Reference
Lean Body Mass
**Lean body mass** (LBM) is total body weight minus fat mass — the combined weight of skeletal muscle, bone, organs, connective tissue, and body water. It is the metabolically active portion of body composition, and skeletal muscle is its largest and most modifiable component.
What lean body mass includes
Lean body mass is everything in the body that is not stored fat. It is sometimes used interchangeably with fat-free mass, though strict definitions place the small amount of essential lipid inside cell membranes and the nervous system within LBM and outside fat-free mass. For practical purposes — body-composition tracking, dosing protein, judging the results of a diet — the two terms describe the same thing: weight that is not adipose tissue.
Skeletal muscle accounts for the share of lean mass most responsive to diet and training. Bone and organ mass change slowly; muscle can be gained or lost over weeks. This is why “preserving lean body mass” almost always means preserving muscle.
How protein and training preserve it
Lean body mass is maintained by the daily balance between muscle protein synthesis and muscle protein breakdown. Dietary protein and resistance exercise both shift that balance toward retention. In a blinded randomized trial, whey protein combined with resistance training increased fat-free mass with no significant change in body fat (PMID:31565912), and plant proteins can produce a comparable result: an 84-day trial reported gains in muscle mass of 2.3% with pea protein versus 2.4% with whey, with no significant difference between groups (Nutrients, 2024).

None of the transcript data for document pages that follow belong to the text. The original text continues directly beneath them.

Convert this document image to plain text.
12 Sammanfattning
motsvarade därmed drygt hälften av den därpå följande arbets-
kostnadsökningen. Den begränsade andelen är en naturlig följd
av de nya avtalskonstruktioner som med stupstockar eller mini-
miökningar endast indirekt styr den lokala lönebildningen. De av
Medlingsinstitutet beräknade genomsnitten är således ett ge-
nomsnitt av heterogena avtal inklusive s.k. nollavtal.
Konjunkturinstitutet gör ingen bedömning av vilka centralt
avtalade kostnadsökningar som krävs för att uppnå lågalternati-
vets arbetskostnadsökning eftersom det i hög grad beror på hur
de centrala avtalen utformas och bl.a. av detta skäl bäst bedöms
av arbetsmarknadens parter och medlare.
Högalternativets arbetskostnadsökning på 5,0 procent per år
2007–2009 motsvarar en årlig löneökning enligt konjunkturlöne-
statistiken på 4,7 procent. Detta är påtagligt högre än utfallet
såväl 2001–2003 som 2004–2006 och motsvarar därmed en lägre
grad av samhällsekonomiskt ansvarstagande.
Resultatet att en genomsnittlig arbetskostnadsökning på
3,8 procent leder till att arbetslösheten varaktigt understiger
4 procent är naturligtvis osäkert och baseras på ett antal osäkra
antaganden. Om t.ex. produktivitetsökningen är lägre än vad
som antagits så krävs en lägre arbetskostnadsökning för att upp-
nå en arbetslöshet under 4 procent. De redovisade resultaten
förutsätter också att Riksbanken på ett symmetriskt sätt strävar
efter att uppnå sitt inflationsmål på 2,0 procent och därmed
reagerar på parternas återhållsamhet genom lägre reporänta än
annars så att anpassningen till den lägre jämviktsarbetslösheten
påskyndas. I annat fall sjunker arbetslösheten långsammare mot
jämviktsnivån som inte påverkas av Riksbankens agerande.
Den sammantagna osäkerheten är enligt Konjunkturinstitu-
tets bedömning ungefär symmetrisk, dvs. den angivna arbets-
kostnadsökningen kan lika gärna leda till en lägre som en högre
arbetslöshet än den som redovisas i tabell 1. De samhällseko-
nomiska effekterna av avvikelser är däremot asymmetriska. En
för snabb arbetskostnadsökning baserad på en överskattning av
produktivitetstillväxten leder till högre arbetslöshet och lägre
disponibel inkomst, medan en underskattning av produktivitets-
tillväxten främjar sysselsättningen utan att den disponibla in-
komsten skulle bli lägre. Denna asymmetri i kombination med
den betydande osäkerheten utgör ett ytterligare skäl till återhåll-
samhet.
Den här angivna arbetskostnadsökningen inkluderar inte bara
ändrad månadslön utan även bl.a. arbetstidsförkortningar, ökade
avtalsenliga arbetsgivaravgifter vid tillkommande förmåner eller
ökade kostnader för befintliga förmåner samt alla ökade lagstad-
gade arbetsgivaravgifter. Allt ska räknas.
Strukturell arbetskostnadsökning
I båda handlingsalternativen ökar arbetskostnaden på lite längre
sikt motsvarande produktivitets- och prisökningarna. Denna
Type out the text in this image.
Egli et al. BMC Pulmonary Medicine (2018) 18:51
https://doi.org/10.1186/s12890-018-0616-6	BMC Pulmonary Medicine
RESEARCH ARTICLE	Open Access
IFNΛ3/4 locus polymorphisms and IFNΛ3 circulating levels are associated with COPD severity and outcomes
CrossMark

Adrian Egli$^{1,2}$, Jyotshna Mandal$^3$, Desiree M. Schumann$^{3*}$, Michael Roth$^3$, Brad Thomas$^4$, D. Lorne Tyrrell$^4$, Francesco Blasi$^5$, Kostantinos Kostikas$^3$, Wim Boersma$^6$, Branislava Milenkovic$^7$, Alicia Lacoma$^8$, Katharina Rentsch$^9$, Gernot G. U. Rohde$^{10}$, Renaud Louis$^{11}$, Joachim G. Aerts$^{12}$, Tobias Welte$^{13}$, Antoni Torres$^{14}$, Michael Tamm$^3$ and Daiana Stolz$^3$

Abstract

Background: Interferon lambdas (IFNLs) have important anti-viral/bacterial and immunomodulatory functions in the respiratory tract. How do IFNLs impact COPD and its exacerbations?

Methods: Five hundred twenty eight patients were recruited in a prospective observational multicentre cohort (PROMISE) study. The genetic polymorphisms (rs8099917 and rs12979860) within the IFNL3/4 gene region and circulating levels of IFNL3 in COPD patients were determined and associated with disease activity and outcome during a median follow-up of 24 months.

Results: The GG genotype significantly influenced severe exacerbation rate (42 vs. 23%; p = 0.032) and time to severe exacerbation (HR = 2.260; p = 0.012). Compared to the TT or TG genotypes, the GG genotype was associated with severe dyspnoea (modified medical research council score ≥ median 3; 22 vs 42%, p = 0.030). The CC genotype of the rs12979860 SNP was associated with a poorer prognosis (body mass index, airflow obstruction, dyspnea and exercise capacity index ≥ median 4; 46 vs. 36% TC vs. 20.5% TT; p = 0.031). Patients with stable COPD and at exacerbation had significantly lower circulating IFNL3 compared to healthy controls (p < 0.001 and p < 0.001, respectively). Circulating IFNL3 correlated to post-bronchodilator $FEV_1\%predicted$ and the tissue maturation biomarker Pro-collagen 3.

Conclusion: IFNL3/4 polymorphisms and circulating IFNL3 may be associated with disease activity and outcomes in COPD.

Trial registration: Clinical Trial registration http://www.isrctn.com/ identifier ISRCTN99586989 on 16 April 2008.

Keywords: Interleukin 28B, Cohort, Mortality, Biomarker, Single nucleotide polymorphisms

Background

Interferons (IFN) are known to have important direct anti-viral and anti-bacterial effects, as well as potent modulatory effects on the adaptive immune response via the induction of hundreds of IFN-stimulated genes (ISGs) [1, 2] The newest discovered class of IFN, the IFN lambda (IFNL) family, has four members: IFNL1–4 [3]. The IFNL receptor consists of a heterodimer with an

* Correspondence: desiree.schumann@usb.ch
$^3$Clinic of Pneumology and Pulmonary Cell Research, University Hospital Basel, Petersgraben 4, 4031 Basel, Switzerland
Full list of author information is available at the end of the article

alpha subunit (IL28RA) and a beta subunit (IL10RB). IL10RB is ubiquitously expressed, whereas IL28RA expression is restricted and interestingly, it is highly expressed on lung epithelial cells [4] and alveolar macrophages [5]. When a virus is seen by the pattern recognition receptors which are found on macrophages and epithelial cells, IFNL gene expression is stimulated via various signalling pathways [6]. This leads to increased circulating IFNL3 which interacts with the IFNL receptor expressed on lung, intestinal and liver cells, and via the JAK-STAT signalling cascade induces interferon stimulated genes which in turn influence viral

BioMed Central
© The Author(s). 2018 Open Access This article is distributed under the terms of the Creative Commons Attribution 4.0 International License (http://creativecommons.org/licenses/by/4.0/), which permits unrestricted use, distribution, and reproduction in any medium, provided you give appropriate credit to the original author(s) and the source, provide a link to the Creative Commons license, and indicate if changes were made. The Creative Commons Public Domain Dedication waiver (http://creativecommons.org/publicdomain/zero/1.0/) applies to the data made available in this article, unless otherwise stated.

The stakes rise in an energy deficit. When calories are restricted for fat loss, the body can draw on muscle as well as fat unless protein intake and a training stimulus signal that muscle should be kept. Adequate protein during a deficit is the difference between losing weight and losing the lean tissue that determines strength and resting metabolic rate. Athletes managing body composition can read the broader case for higher intakes in this guide to protein for athletes.
Lean body mass and aging
Lean mass declines with age, a process termed sarcopenia, and protein intake strongly modifies the rate. In a cohort of adults aged 70–79, those eating roughly 91 grams of protein daily lost 40% less lean mass over three years than those eating less (American Journal of Clinical Nutrition, 2008, PMID:18175749). The ESPEN Expert Group recommends 1.0–1.2 g of protein per kilogram of body weight per day for older adults to maintain muscle mass and function (Clinical Nutrition, 2014, PMID:24814383) — above the standard RDA of 0.8 g/kg.